= Vikram Sunderam =

Indian-American chef (born 1967)

Vikram Sunderam (born 1967) is an Indian-American chef. He serves as the James Beard Award-winning chef at Rasika restaurant in Washington, DC and is co-author of a cookbook by the same name.

== Early life ==
Sunderam was educated in Mumbai, where he applied to several colleges, including to study engineering and medicine, but the culinary institute was the first to accept him so he enrolled. Next he began working for Taj Group of hotels, first for six years in Mumbai then 14 years in London.

He was executive chef for eight years at London's Bombay Brasserie.

== Restaurants ==
Working with Ashok Bajaj's Knightsbridge Group, Sunderam opened Rasika in December 2005, in downtown DC (Penn Quarter). Six years later, the team opened a second Rasika location in DC's West End neighborhood.

Sunderam won the James Beard Award for Best Chef: Mid-Atlantic in 2014 for his work at Rasika. The restaurant also receives widely favorable reviews and while President Barack Obama twice celebrated his birthday with dinner at Rasika.

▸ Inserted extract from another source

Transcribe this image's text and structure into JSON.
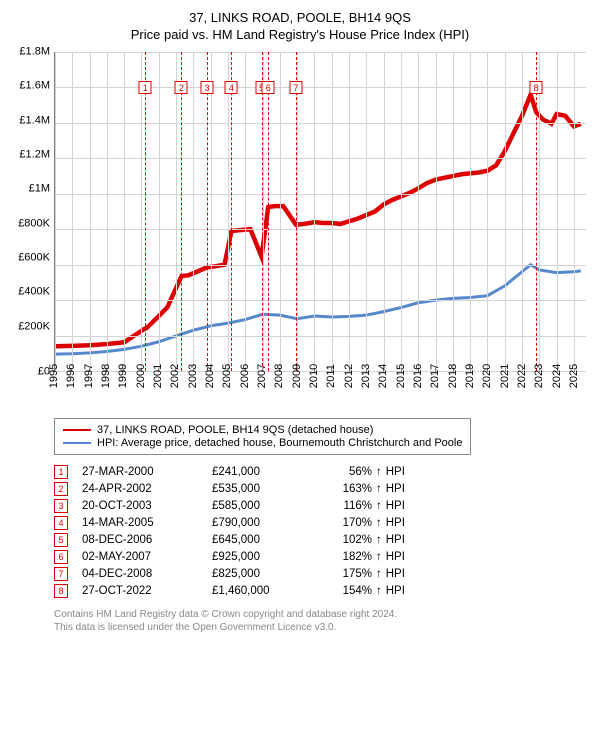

In August 2016, Sunderam and the Knightsbridge Group opened a new restaurant in the Cleveland Park neighborhood of Washington called Bindaas, focused on Indian street food. In November 2017, a second Bindaas location opened in Foggy Bottom.

== Cookbook ==
On October 10, 2017, Sunderam published a cookbook called Rasika: Flavors of India with Ecco Press. The book is co-authored with Bajaj and DC-based chef and author David Hagedorn, and includes the recipe for palak chaat, Rasika's signature crispy spinach dish. The cookbook drew praise for rendering Sunderam's methods accessible to the home cook.